Quantum Mechanics Semester -1

Quantum Mechanics Semester -1

  Quantum Mechanics and Applications     (36Hrs) 

2.1. Experimental foundation of quantum mechanics: Elementary ideas of black body radiation, photoelectric effect and atomic spectra. Need of quantum mechanics. Concept of matter wave, de Broglie relation, uncertainty principle and its consequences. 

2.2. Postulates of Quantum Mechanics: State function or wave function postulate: Born interpretation of the wave function, well behaved functions, orthonormality of wave functions. Operator postulate: Operator algebra, linear and nonlinear operators, Laplacian operator, commuting and noncommuting operators, Hermitian operators and their properties, eigen functions and eigen values of an operator. Eigen value postulate: eigen value equation, eigen functions of commuting operators .Expectation value postulate. Postulate of time-dependent Schrödinger equation, conservative systems and time-independent Schrödinger equation.

2.3. Translational motion: Free particle in one-dimension, particle in a one dimensional box with infinite potential walls, particle in a one-dimensional box with finite potential walls-tunneling, particle in a three dimensional box ,separation of variables, degeneracy. 

2.4. Vibrational motion: One-dimensional harmonic oscillator (complete treatment), Hermite equation(solving by method of power series), Hermite polynomials, recursion relation, wave functions and energies-important features, harmonic oscillator model and molecular vibrations. 

2.5. Rotational motion: Co-ordinate systems, cartesian, cylindrical polar and spherical polar coordinates and their relationships. The wave equation in spherical polar coordinates-particle on a ring, the phi equation and its solution, wave functions in the real form. Non-planar rigid rotor (or particle on a sphere),separation of variables, the phi and the theta equations and their solutions, Legendre and associated Legendre equations, Legendre and associated Legendre polynomials.
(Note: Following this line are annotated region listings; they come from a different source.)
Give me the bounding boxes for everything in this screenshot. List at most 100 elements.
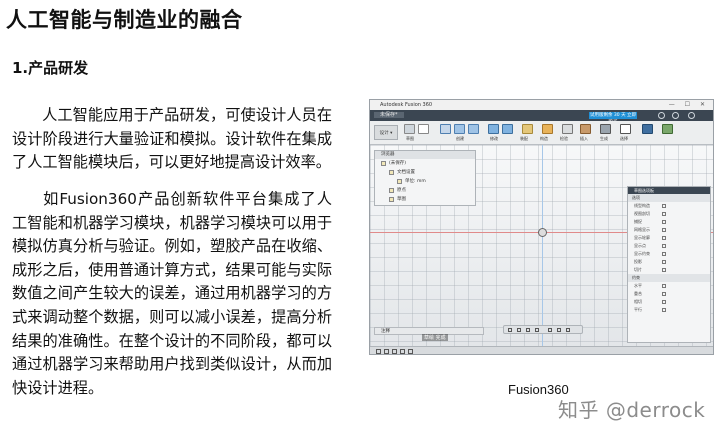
constraint-icon: [662, 284, 666, 288]
browser-row: 单位: mm: [375, 177, 475, 186]
palette-row: 网格显示: [628, 226, 710, 234]
browser-panel: 浏览器 (未保存) 文档设置 单位: mm 原点 草图: [374, 150, 476, 206]
display-icon: [548, 328, 552, 332]
checkbox-icon: [662, 252, 666, 256]
window-controls: — ☐ ✕: [668, 101, 709, 108]
ribbon-label-inspect: 检验: [560, 136, 568, 141]
checkbox-icon: [662, 220, 666, 224]
browser-row-label: (未保存): [389, 161, 407, 166]
constraint-icon: [662, 300, 666, 304]
workspace-switcher: 设计 ▾: [374, 125, 398, 140]
browser-row-label: 单位: mm: [405, 179, 426, 184]
play-icon: [392, 349, 397, 354]
palette-row-label: 显示点: [634, 243, 646, 248]
browser-row-label: 原点: [397, 188, 406, 193]
measure-icon: [562, 124, 573, 134]
fit-icon: [535, 328, 539, 332]
extrude-icon: [454, 124, 465, 134]
palette-row: 平行: [628, 306, 710, 314]
palette-section-options: 选项: [628, 194, 710, 202]
palette-section-constraints: 约束: [628, 274, 710, 282]
palette-row: 捕捉: [628, 218, 710, 226]
paragraph-fusion360: 如Fusion360产品创新软件平台集成了人工智能和机器学习模块，机器学习模块可…: [12, 188, 332, 400]
palette-row-label: 切片: [634, 267, 642, 272]
ribbon-label-modify: 修改: [490, 136, 498, 141]
checkbox-icon: [662, 260, 666, 264]
browser-header: 浏览器: [375, 151, 475, 159]
sketch-palette: 草图选项板 选项 线型构造 视图剖切 捕捉 网格显示 显示轮廓 显示点 显示约束…: [627, 186, 711, 343]
sketch-icon: [404, 124, 415, 134]
checkbox-icon: [662, 236, 666, 240]
section-heading: 1.产品研发: [12, 59, 89, 77]
browser-row: 文档设置: [375, 168, 475, 177]
insert-image-icon: [580, 124, 591, 134]
viewport-icon: [566, 328, 570, 332]
zoom-icon: [526, 328, 530, 332]
browser-row: (未保存): [375, 159, 475, 168]
palette-row: 重合: [628, 290, 710, 298]
palette-row: 显示约束: [628, 250, 710, 258]
help-icon: [658, 112, 665, 119]
palette-row-label: 显示轮廓: [634, 235, 650, 240]
fusion360-screenshot: Autodesk Fusion 360 — ☐ ✕ 未保存* 试用版剩余 30 …: [369, 99, 714, 355]
palette-row: 线型构造: [628, 202, 710, 210]
page-title: 人工智能与制造业的融合: [6, 8, 243, 32]
folder-icon: [389, 188, 394, 193]
folder-icon: [389, 197, 394, 202]
video-overlay-caption: 草绘 完成: [422, 334, 448, 341]
revolve-icon: [468, 124, 479, 134]
ribbon-label-assemble: 装配: [520, 136, 528, 141]
fast-forward-icon: [408, 349, 413, 354]
plane-icon: [542, 124, 553, 134]
navigation-bar: [503, 325, 583, 334]
grid-icon: [557, 328, 561, 332]
palette-row: 切片: [628, 266, 710, 274]
joint-icon: [522, 124, 533, 134]
y-axis-line: [542, 145, 543, 346]
constraint-icon: [662, 292, 666, 296]
shell-icon: [502, 124, 513, 134]
stop-sketch-icon: [642, 124, 653, 134]
ribbon-label-insert: 插入: [580, 136, 588, 141]
watermark: 知乎 @derrock: [558, 398, 706, 422]
document-tab: 未保存*: [374, 112, 404, 118]
palette-row: 相切: [628, 298, 710, 306]
trial-banner: 试用版剩余 30 天 立即购买: [589, 112, 637, 125]
toolbar-ribbon: 设计 ▾ 草图 创建 修改 装配 构造 检验 插入 生成 选择: [370, 121, 713, 145]
checkbox-icon: [662, 204, 666, 208]
palette-row-label: 视图剖切: [634, 211, 650, 216]
clock-icon: [672, 112, 679, 119]
pan-icon: [517, 328, 521, 332]
finish-sketch-icon: [662, 124, 673, 134]
step-back-icon: [384, 349, 389, 354]
ribbon-label-make: 生成: [600, 136, 608, 141]
palette-row: 显示点: [628, 242, 710, 250]
ribbon-label-construct: 构造: [540, 136, 548, 141]
palette-row-label: 线型构造: [634, 203, 650, 208]
palette-row-label: 捕捉: [634, 219, 642, 224]
timeline-bar: [370, 346, 713, 354]
palette-row-label: 水平: [634, 283, 642, 288]
checkbox-icon: [662, 228, 666, 232]
constraint-icon: [662, 308, 666, 312]
quick-access-bar: 未保存* 试用版剩余 30 天 立即购买: [370, 110, 713, 125]
ribbon-label-create: 创建: [456, 136, 464, 141]
palette-row: 水平: [628, 282, 710, 290]
checkbox-icon: [662, 244, 666, 248]
ribbon-label-sketch: 草图: [406, 136, 414, 141]
orbit-icon: [508, 328, 512, 332]
create-box-icon: [440, 124, 451, 134]
rewind-icon: [376, 349, 381, 354]
browser-row: 原点: [375, 186, 475, 195]
checkbox-icon: [662, 212, 666, 216]
palette-row-label: 投影: [634, 259, 642, 264]
design-canvas: 浏览器 (未保存) 文档设置 单位: mm 原点 草图 草图选项板 选项 线型构…: [370, 145, 713, 346]
palette-row-label: 网格显示: [634, 227, 650, 232]
browser-row-label: 文档设置: [397, 170, 415, 175]
palette-row-label: 重合: [634, 291, 642, 296]
fillet-icon: [488, 124, 499, 134]
app-title-text: Autodesk Fusion 360: [380, 102, 433, 108]
app-titlebar: Autodesk Fusion 360 — ☐ ✕: [370, 100, 713, 110]
palette-row: 视图剖切: [628, 210, 710, 218]
browser-row-label: 草图: [397, 197, 406, 202]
Spherical harmonics (imaginary and real forms),polar diagrams of spherical harmonics. 

2.6. Quantization of angular momentum, quantum mechanical operators corresponding to angular momenta (Lx, Ly, Lz and L2 ),commutation relations between these operators. Spherical harmonics as eigen functions of angular momentum operators Lz and L2 . Ladder operator method for angular momentum, space quantization. 

2.7. Quantum Mechanics of Hydrogen-like Atoms:Potential energy of hydrogen-like systems. The wave equation in spherical polar coordinates: separation of variables-r, theta and phi equations and their solutions, wave functions and energies of hydrogenlike atoms. Orbitals:Radial functions, radial distribution functions, angular functions and their plots. Dirac's relativistic equation for hydrogen atom (Elementary idea only).

2.8. Spin orbitals:Construction of spin orbitals from orbitals and spin functions,spin orbitals for many electron atoms, symmetric and antisymmetric wave functions. Pauli's exclusion principle,slater determinants.